Essentially, the bill would instruct the DEP to change the stream flows that agency staffers use in pollution limit calculations from low-flow conditions to average flow. West Virginia uses a flow referred to as “7Q10,” which is the lowest seven-day consecutive flow that occurs at least once every 10 years. The bill would mandate the use of an average flow called “harmonic mean.”
The bill’s lead sponsor, Delegate Mark Zatezalo, R-Hancock, repeatedly said the legislation would not change any of the numeric water quality standards that limit the amounts of various pollutants allowed in state rivers and streams.
While Zatezalo is correct on that, changing the type of flow amounts the DEP uses to calculate how much of any particular discharge would violate the in-stream water quality standards would result in changes to the specific discharges allowed by the permits the DEP approves for chemical plants, coal operations and other industrial operations.
When DEP permit reviewers calculate discharge limits, they use the in-stream pollution limits and estimates of stream flow.
Because the bill would require the DEP to use larger stream flows, the result would be discharge permits that allow “significantly more carcinogens” and larger amounts of other water pollution, according to Evan Hansen, an environmental consultant with the Morgantown consulting firm Downstream Strategies, which is working with the West Virginia Rivers Coalition to rally opposition to the legislation.
“There is one impact of this bill, and that’s to allow dischargers to discharge greater levels of carcinogens and other toxics,” Hansen said.
The Manufacturers Association and the West Virginia Chamber of Commerce have, for years, supported various versions of a change to harmonic mean, and have complained that the state’s use of low-flow numbers in water pollution permits puts businesses at a competitive disadvantage. However, during an appearance before the Judiciary Committee on Wednesday morning, association lobbyist Dave Yaussy said he could not give lawmakers any estimates of the jobs the regulatory change would create or examples of manufacturing jobs that have been lost because of the existing rule.
When the DEP proposed a change to harmonic mean last year, one of the agency’s central reasons for the move was that the EPA said harmonic mean is the appropriate flow to use for determining the eventual permit limits for cancer-causing chemicals.
At the time, DEP officials said the reasoning behind using harmonic mean is that EPA numbers for safe levels of cancer-causing chemicals are based on the risk of long-term exposure to those chemicals by drinking water over many years. So, using an average flow makes more sense than a low-flow condition that might rarely happen, agency officials said.

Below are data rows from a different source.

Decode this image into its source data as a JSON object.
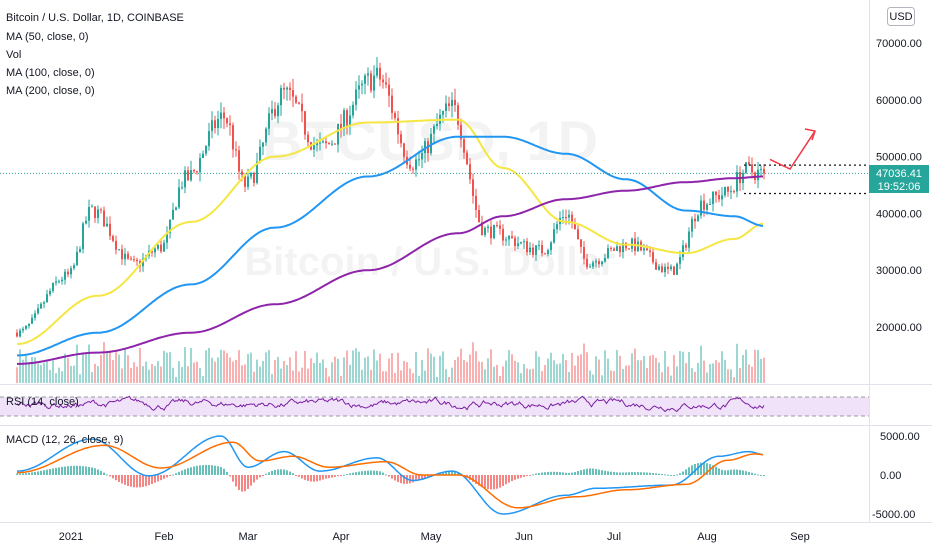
{
  "symbol_title": "Bitcoin / U.S. Dollar, 1D, COINBASE",
  "indicators": [
    "MA (50, close, 0)",
    "Vol",
    "MA (100, close, 0)",
    "MA (200, close, 0)"
  ],
  "watermark_symbol": "BTCUSD, 1D",
  "watermark_name": "Bitcoin / U.S. Dollar",
  "currency_button": "USD",
  "price_tag": "47036.41",
  "countdown_tag": "19:52:06",
  "rsi_label": "RSI (14, close)",
  "macd_label": "MACD (12, 26, close, 9)",
  "colors": {
    "up": "#26a69a",
    "down": "#ef5350",
    "ma50": "#f5e642",
    "ma100": "#2196f3",
    "ma200": "#8e24aa",
    "rsi": "#7b1fa2",
    "macd": "#2196f3",
    "signal": "#ff6d00",
    "arrow": "#f23645",
    "price_tag": "#26a69a"
  },
  "chart_data": [
    {
      "type": "candlestick",
      "title": "Bitcoin / U.S. Dollar, 1D, COINBASE",
      "x_tick_labels": [
        "2021",
        "Feb",
        "Mar",
        "Apr",
        "May",
        "Jun",
        "Jul",
        "Aug",
        "Sep"
      ],
      "y_tick_labels": [
        "70000.00",
        "60000.00",
        "50000.00",
        "40000.00",
        "30000.00",
        "20000.00"
      ],
      "ylim": [
        13000,
        74000
      ],
      "last_price": 47036.41,
      "ohlc_anchors": [
        {
          "date": "2020-12-14",
          "close": 19000
        },
        {
          "date": "2020-12-31",
          "close": 29000
        },
        {
          "date": "2021-01-08",
          "close": 40500
        },
        {
          "date": "2021-01-22",
          "close": 31000
        },
        {
          "date": "2021-01-31",
          "close": 34000
        },
        {
          "date": "2021-02-08",
          "close": 46000
        },
        {
          "date": "2021-02-21",
          "close": 57000
        },
        {
          "date": "2021-02-28",
          "close": 45000
        },
        {
          "date": "2021-03-13",
          "close": 61000
        },
        {
          "date": "2021-03-25",
          "close": 51500
        },
        {
          "date": "2021-04-13",
          "close": 64000
        },
        {
          "date": "2021-04-25",
          "close": 49000
        },
        {
          "date": "2021-05-08",
          "close": 58500
        },
        {
          "date": "2021-05-19",
          "close": 37000
        },
        {
          "date": "2021-06-07",
          "close": 33500
        },
        {
          "date": "2021-06-15",
          "close": 40000
        },
        {
          "date": "2021-06-22",
          "close": 31500
        },
        {
          "date": "2021-07-06",
          "close": 34500
        },
        {
          "date": "2021-07-20",
          "close": 29800
        },
        {
          "date": "2021-07-31",
          "close": 42000
        },
        {
          "date": "2021-08-07",
          "close": 43500
        },
        {
          "date": "2021-08-14",
          "close": 47500
        },
        {
          "date": "2021-08-20",
          "close": 47036
        }
      ],
      "moving_averages": {
        "MA 50": [
          {
            "date": "2020-12-14",
            "value": 17000
          },
          {
            "date": "2021-01-10",
            "value": 25500
          },
          {
            "date": "2021-02-10",
            "value": 38500
          },
          {
            "date": "2021-03-10",
            "value": 50000
          },
          {
            "date": "2021-04-10",
            "value": 56000
          },
          {
            "date": "2021-05-10",
            "value": 56500
          },
          {
            "date": "2021-05-25",
            "value": 48000
          },
          {
            "date": "2021-06-15",
            "value": 38500
          },
          {
            "date": "2021-07-05",
            "value": 34500
          },
          {
            "date": "2021-07-25",
            "value": 33000
          },
          {
            "date": "2021-08-10",
            "value": 35500
          },
          {
            "date": "2021-08-20",
            "value": 38200
          }
        ],
        "MA 100": [
          {
            "date": "2020-12-14",
            "value": 15000
          },
          {
            "date": "2021-01-10",
            "value": 19000
          },
          {
            "date": "2021-02-10",
            "value": 27500
          },
          {
            "date": "2021-03-10",
            "value": 37500
          },
          {
            "date": "2021-04-10",
            "value": 46500
          },
          {
            "date": "2021-05-10",
            "value": 53500
          },
          {
            "date": "2021-05-25",
            "value": 53500
          },
          {
            "date": "2021-06-15",
            "value": 50500
          },
          {
            "date": "2021-07-05",
            "value": 46000
          },
          {
            "date": "2021-07-25",
            "value": 40500
          },
          {
            "date": "2021-08-10",
            "value": 39500
          },
          {
            "date": "2021-08-20",
            "value": 37800
          }
        ],
        "MA 200": [
          {
            "date": "2020-12-14",
            "value": 13500
          },
          {
            "date": "2021-01-10",
            "value": 15500
          },
          {
            "date": "2021-02-10",
            "value": 19000
          },
          {
            "date": "2021-03-10",
            "value": 24000
          },
          {
            "date": "2021-04-10",
            "value": 30000
          },
          {
            "date": "2021-05-10",
            "value": 36500
          },
          {
            "date": "2021-05-25",
            "value": 39500
          },
          {
            "date": "2021-06-15",
            "value": 42500
          },
          {
            "date": "2021-07-05",
            "value": 44000
          },
          {
            "date": "2021-07-25",
            "value": 45500
          },
          {
            "date": "2021-08-10",
            "value": 46200
          },
          {
            "date": "2021-08-20",
            "value": 46500
          }
        ]
      },
      "horizontal_levels": [
        48500,
        43500
      ]
    },
    {
      "type": "line",
      "title": "RSI (14, close)",
      "levels": [
        70,
        30
      ]
    },
    {
      "type": "line",
      "title": "MACD (12, 26, close, 9)",
      "y_tick_labels": [
        "5000.00",
        "0.00",
        "-5000.00"
      ],
      "ylim": [
        -6200,
        6000
      ],
      "macd": [
        {
          "date": "2020-12-14",
          "value": 500
        },
        {
          "date": "2021-01-08",
          "value": 4600
        },
        {
          "date": "2021-01-27",
          "value": -100
        },
        {
          "date": "2021-02-20",
          "value": 5000
        },
        {
          "date": "2021-03-01",
          "value": 1000
        },
        {
          "date": "2021-03-13",
          "value": 3000
        },
        {
          "date": "2021-03-25",
          "value": 500
        },
        {
          "date": "2021-04-13",
          "value": 2200
        },
        {
          "date": "2021-04-25",
          "value": -700
        },
        {
          "date": "2021-05-08",
          "value": 500
        },
        {
          "date": "2021-05-25",
          "value": -5000
        },
        {
          "date": "2021-06-15",
          "value": -2600
        },
        {
          "date": "2021-06-25",
          "value": -1700
        },
        {
          "date": "2021-07-20",
          "value": -1300
        },
        {
          "date": "2021-08-05",
          "value": 2400
        },
        {
          "date": "2021-08-15",
          "value": 3000
        },
        {
          "date": "2021-08-20",
          "value": 2600
        }
      ],
      "signal": [
        {
          "date": "2020-12-14",
          "value": 300
        },
        {
          "date": "2021-01-12",
          "value": 3800
        },
        {
          "date": "2021-01-31",
          "value": 900
        },
        {
          "date": "2021-02-24",
          "value": 4200
        },
        {
          "date": "2021-03-05",
          "value": 1800
        },
        {
          "date": "2021-03-16",
          "value": 2400
        },
        {
          "date": "2021-03-28",
          "value": 1000
        },
        {
          "date": "2021-04-16",
          "value": 1700
        },
        {
          "date": "2021-04-28",
          "value": 0
        },
        {
          "date": "2021-05-10",
          "value": 0
        },
        {
          "date": "2021-05-30",
          "value": -4200
        },
        {
          "date": "2021-06-18",
          "value": -2800
        },
        {
          "date": "2021-07-05",
          "value": -1900
        },
        {
          "date": "2021-07-25",
          "value": -1200
        },
        {
          "date": "2021-08-08",
          "value": 1900
        },
        {
          "date": "2021-08-17",
          "value": 2700
        },
        {
          "date": "2021-08-20",
          "value": 2600
        }
      ]
    }
  ]
}
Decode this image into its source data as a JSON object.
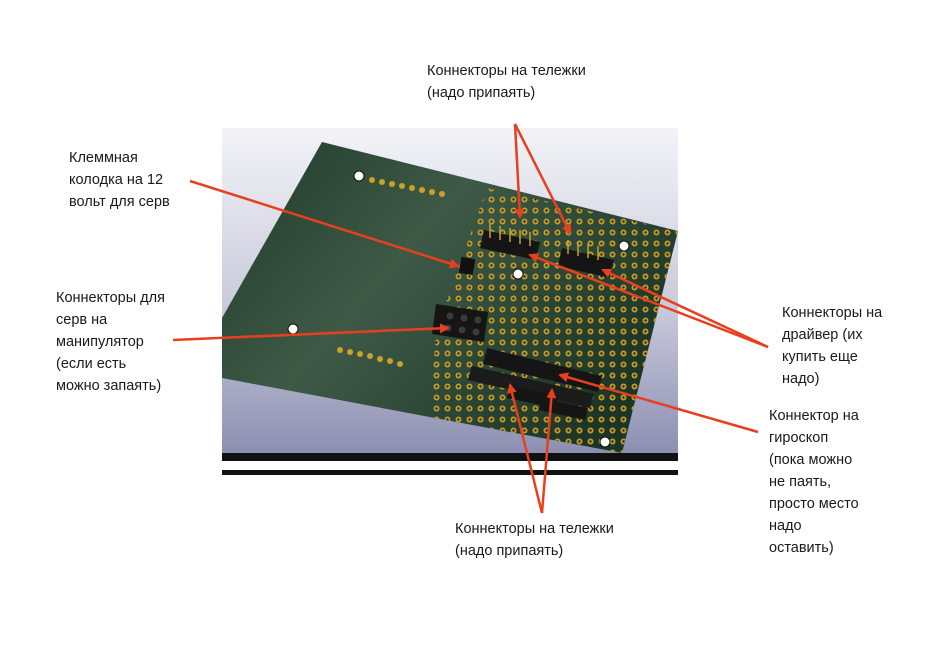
{
  "annotations": {
    "top_carts": "Коннекторы на тележки\n(надо припаять)",
    "terminal_block": "Клеммная\nколодка на 12\nвольт для серв",
    "servo_connectors": "Коннекторы для\nсерв на\nманипулятор\n(если есть\nможно запаять)",
    "driver_connectors": "Коннекторы на\nдрайвер (их\nкупить еще\nнадо)",
    "gyro_connector": "Коннектор на\nгироскоп\n(пока можно\nне паять,\nпросто место\nнадо\nоставить)",
    "bottom_carts": "Коннекторы на тележки\n(надо припаять)"
  },
  "colors": {
    "arrow": "#e8401e",
    "board": "#22402b",
    "pad": "#c9a227",
    "background": "#ffffff"
  }
}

Speaking to the committee Wednesday, Hansen said lawmakers should not be focused on whether the state can make this change, but whether it should.
“The question isn’t whether we’re allowed to do it,” Hansen said. “It’s whether it serves the public interest.”
Voting against the bill were Delegates Byrd, Canestraro, Fleischauer, Fluharty, Isner, Lovejoy, Miller, Pushkin and Robinson, all Democrats, and Delegate Moore, a Republican. Voting for it were Delegates Capito, Deem, Fast, G. Foster, N. Foster, Hanshaw, Hollen, Kessinger, Lane, O’Neal, Overington, Sobonya, Summers, Zatezalo and Shott, all Republicans. The original bill’s lone Democratic co-sponsor, Minority Leader Tim Miley of Harrison County, is not on the Judiciary Committee.